90 慌てる二人 真面目な二人
それに気付かされたのは、とある日の朝でした。
私はその日、朝食の途中で、教室に置き忘れをしていた事に気付いたのです。
忘れたのは、ポケットティッシュのケースでした。
この学院には、ポケットティッシュ一つでも上品さが必要でした。
和美達の前で剥き出しの物を取り出したら、そうやって使っている生徒は居ないと言われてしまったのです。
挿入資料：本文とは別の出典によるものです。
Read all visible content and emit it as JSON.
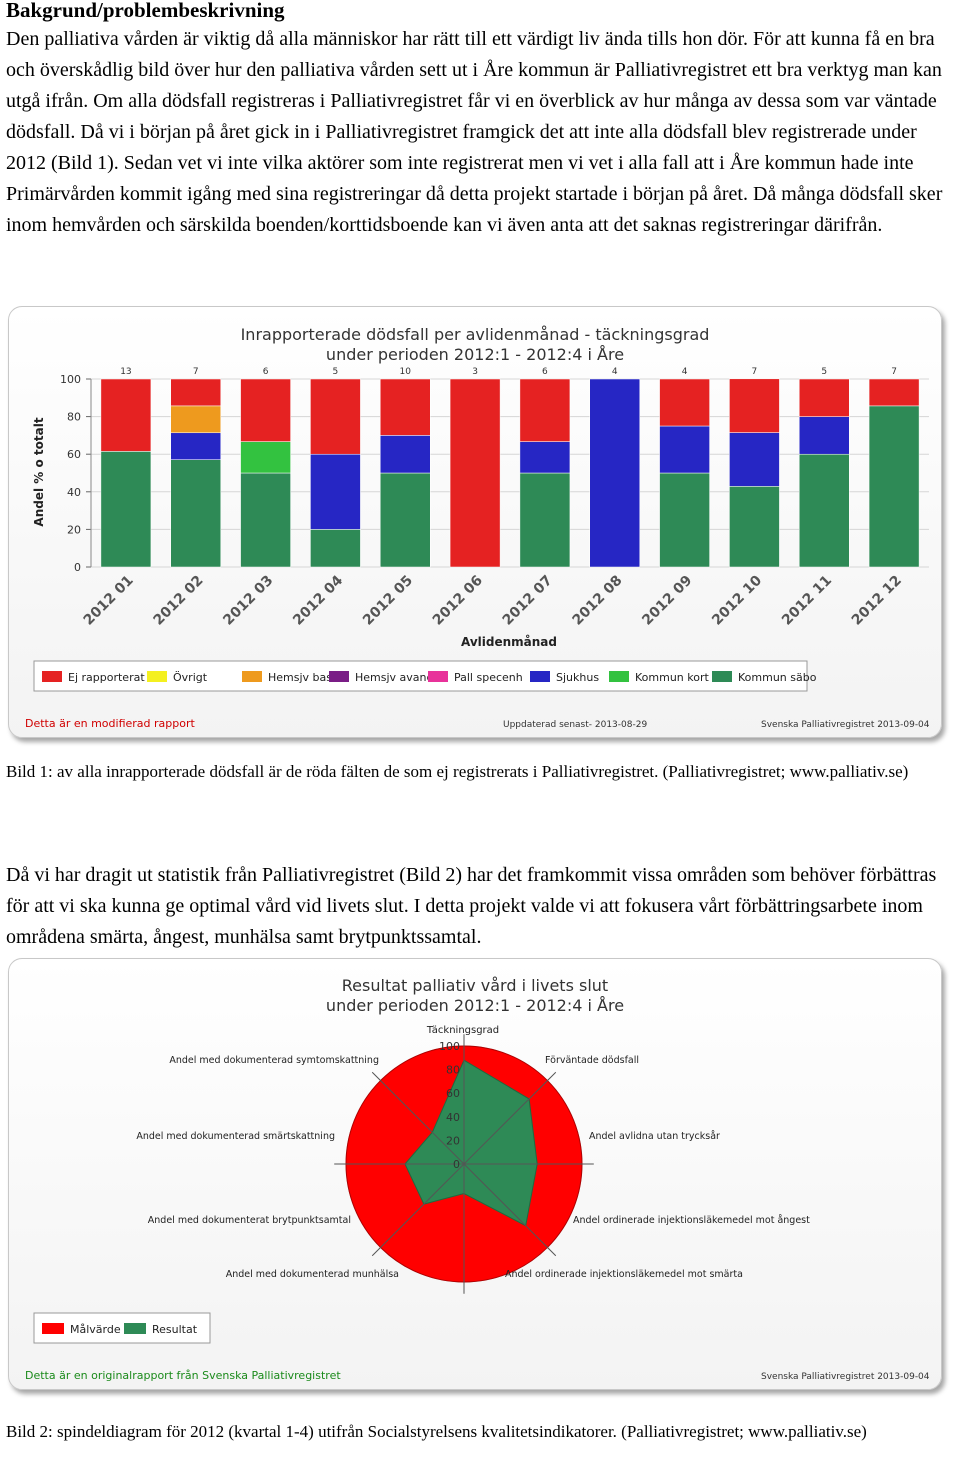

しかし、ポケットティッシュのケースなんて物、私は持っていません。
作る事は簡単ですが、柄が何でも良い訳では無いのです。
学院に相応しいと考えると、柄や生地を追求しなければならなかったのです。
そう悩んでいると、和美がケースを一つ、分けてくれました。
普段ならケースだけになったら制服のポケットに入れておくのですが、今回は何かの拍子で机の中に押し込めてしまったのです。そして、そのまま一晩忘れてしまったのです。
ティッシュの確認をしようとして、剥き出しなのに気付いて思い出しました。
人が集まる前に取りに行こうと、私は急いで教室に向かいました。
「あれ、和美とふーりん。早いですね」
既に教室に居た二人に驚きました。この時間に会うとは思っていなかったので。
「もしかして、二人も忘れものですか?」
「そ、そうじゃないですよ」
ふーりんが妙に慌てた様子で、私の前に立ちました。
「どうしたんですか? 机に行かせてください」
「ちょっと待って。もう少しだけ」
和美も何やら慌てているので、これはおかしいと思いました。
なので、道を譲ってくれないふーりんの横腹を解してあげました。
彼女は面白いくらいに足から崩れ落ちました。
(脆い。脆すぎる)
まあ、おかげで簡単に隠されていた私の机が姿を表しました。
「花ですか? 教室に花なんて置いてましたっけ?」
種類は分かりませんが、私の机に白い花が置かれていました。
「あの、陽子さん。これは私達では無いんですよ。だから誤解しないでください」
とても必死に誤解を解こうとするふーりん。
「誤解とは? 今日から教室に花を飾る事にしたという訳ではないのですか?」
「えっと、その、あの」
聞くほどに取り乱すふーりん。何だか面白いです。
「ふーりん、ちょっと落ち着いて。陽子は全く理解してないから。だから焦らないで」
二人だけが分かっている話のようです。こうなると、気になって仕方ありません。
「私だけのけ者ですか? 友達だと言ってくれたのは嘘だったのですか?」
冗談めかして言ったのですが、和美の様子が少し怖かったです。
その反応を見て、笑い事ではない何かが起こったのだと思いました。
「あの、冗談では流せないほどの事が起こったのですか?」
恐る恐る訊ねると、和美はふーりんに対して言いました。
「これで分かったでしょ? 陽子は分かってないって」
「そうですね。では、冷静に状況を伝えた方が良いですね」
ドラマとかである場面です。こういう時は焦らさずにスパッと言って欲しいものです。
「陽子さん」
真剣な顔で近付いてくるふーりん。
「な、何でしょう。ふーりん」
二人が真剣な顔をしています。何だか怖いです。